On July 31, 2013, the remaining over-the-air retransmitters of NTV in Corner Brook, Deer Lake, Norris Arm, Bonavista, Clarenville, Argentia, and Marystown were discontinued. Coupled with the closure of the CBC's analog repeater network in 2012, the St. John's area is the only part of the province that does not need a cable or satellite subscription for "over-the-air" TV. However, few Newfoundlanders lost access to NTV due to the high penetration of cable and satellite in the province.

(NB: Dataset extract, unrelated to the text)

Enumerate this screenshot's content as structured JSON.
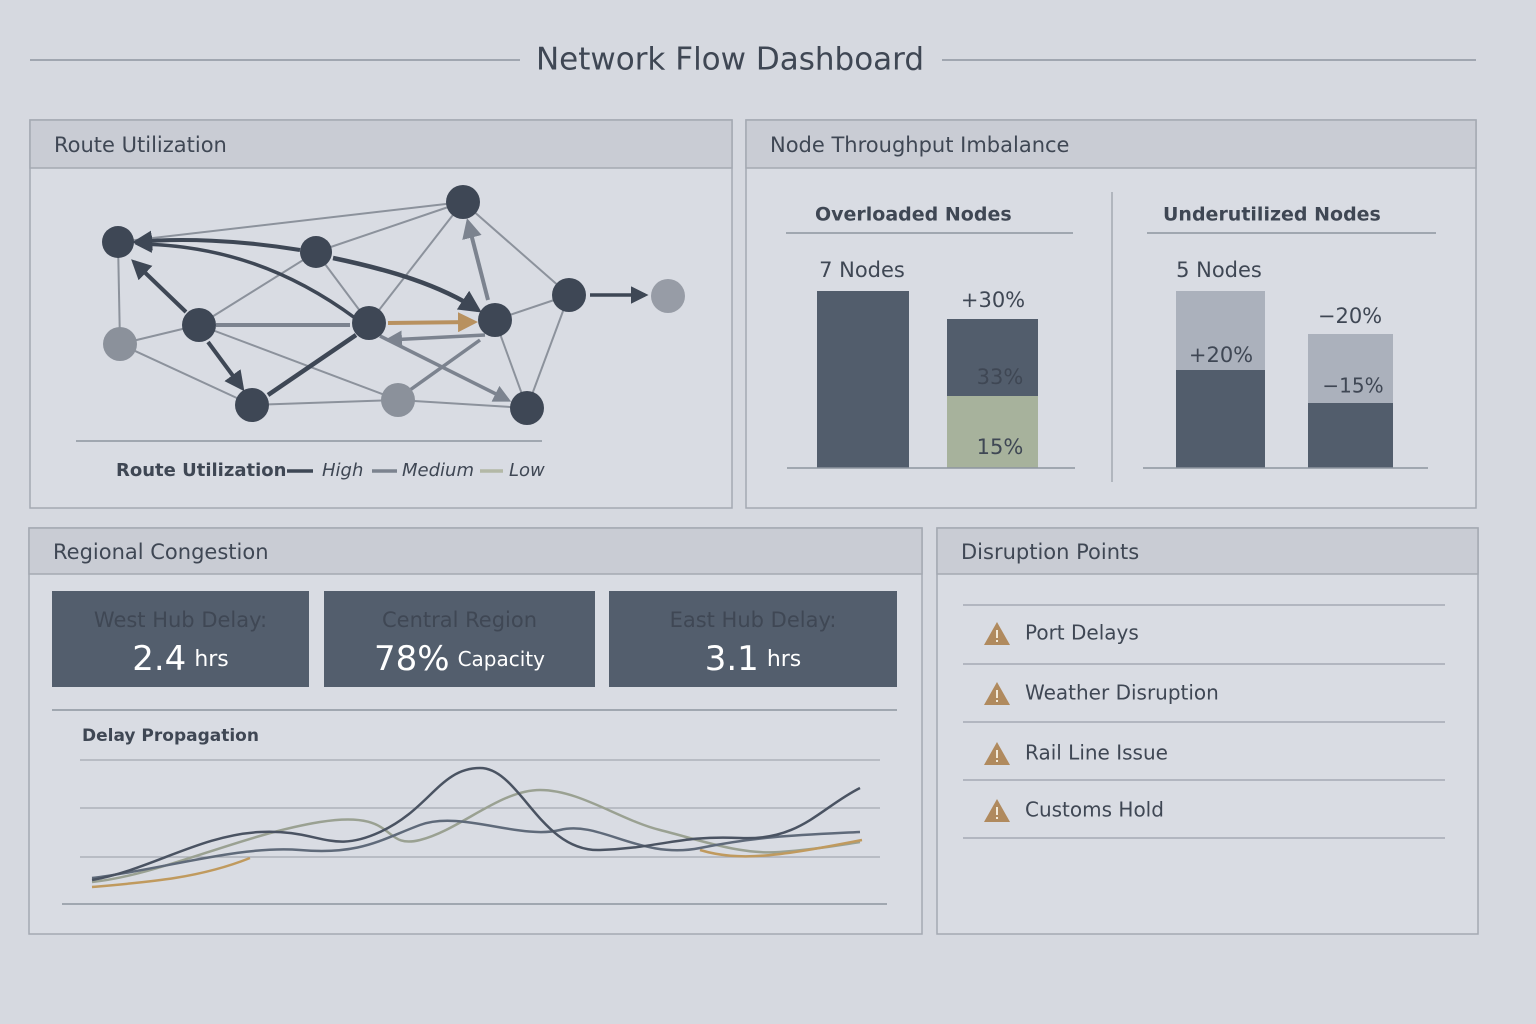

List of some of CJON's former retransmitters
Map all coordinates using OpenStreetMap Download coordinates as: KML; GPX (all coordinates); GPX (primary coordinates); GPX (secondary coordinates);
| Station | City of licence | Channel | ERP | HAAT | Transmitter coordinates | Closed |
|---|---|---|---|---|---|---|
| CJON-TV-4 | Bay Bulls | 10 (VHF) | 0.009 kW | NA | 47°18′52″N 52°49′17″W﻿ / ﻿47.31444°N 52.82139°W | 2011 |
| CJCN-TV | Norris Arm | 4 (VHF) | 100 kW | 182.5 m (599 ft) | 49°4′14″N 55°16′42″W﻿ / ﻿49.07056°N 55.27833°W | 2013 |
| CJCV-TV | Clarenville | 11 (VHF) | 0.211 kW | 112 m (367 ft) | 48°10′12″N 53°58′26″W﻿ / ﻿48.17000°N 53.97389°W | 2013 |
| CJLN-TV | Lawn | 10 (VHF) | 0.009 kW | NA | 46°57′30″N 55°32′19″W﻿ / ﻿46.95833°N 55.53861°W | 2011 |
| CJLW-TV | Deer Lake | 8 (VHF) | 2.5 kW | 129 m (423 ft) | 49°15′23″N 57°30′25″W﻿ / ﻿49.25639°N 57.50694°W | 2013 |
| CJMA-TV | Marystown | 11 (VHF) | 1.8 kW | 237 m (778 ft) | 47°8′31″N 55°8′51″W﻿ / ﻿47.14194°N 55.14750°W | 2013 |
| CJOM-TV | Argentia | 3 (VHF) | 14 kW | 164 m (538 ft) | 47°15′44″N 53°58′54″W﻿ / ﻿47.26222°N 53.98167°W | 2013 |
| CJOX-TV-1 | Grand Bank | 2 (VHF) | 9.26 kW | 117.3 m (385 ft) | 47°5′17″N 55°46′19″W﻿ / ﻿47.08806°N 55.77194°W | 2012 |
| CJRR-TV | Red Rocks | 11 (VHF) | 0.805 kW | 132 m (433 ft) | 47°40′26″N 59°18′13″W﻿ / ﻿47.67389°N 59.30361°W | 2012 |
| CJSV-TV | Stephenville | 4 (VHF) | 8.34 kW | 138.3 m (454 ft) | 48°31′9″N 58°30′56″W﻿ / ﻿48.51917°N 58.51556°W | 2012 |
| CJWB-TV | Bonavista | 10 (VHF) | 17.6 kW | 169 m (554 ft) | 48°37′30″N 53°3′41″W﻿ / ﻿48.62500°N 53.06139°W | 2013 |
| CJWN-TV | Corner Brook | 10 (VHF) | 14.75 kW | 88.5 m (290 ft) | 48°56′55″N 57°58′17″W﻿ / ﻿48.94861°N 57.97139°W | 2013 |

===Internet===
NTV streams all of its local newscasts live through its website, with no geographic restrictions. The live Internet feed previously carried some of the American syndicated programs; these were dropped in September 2018. It has never carried network programming on the online feed. During times when it is not carrying local news, the NTV online feed simulcasts sister station CHOZ-FM, accompanied by webcam shots overlooking St. John's. In 2022, CJON launched the NTV+ app, which carries programming from NTV as well as CHOZ-FM.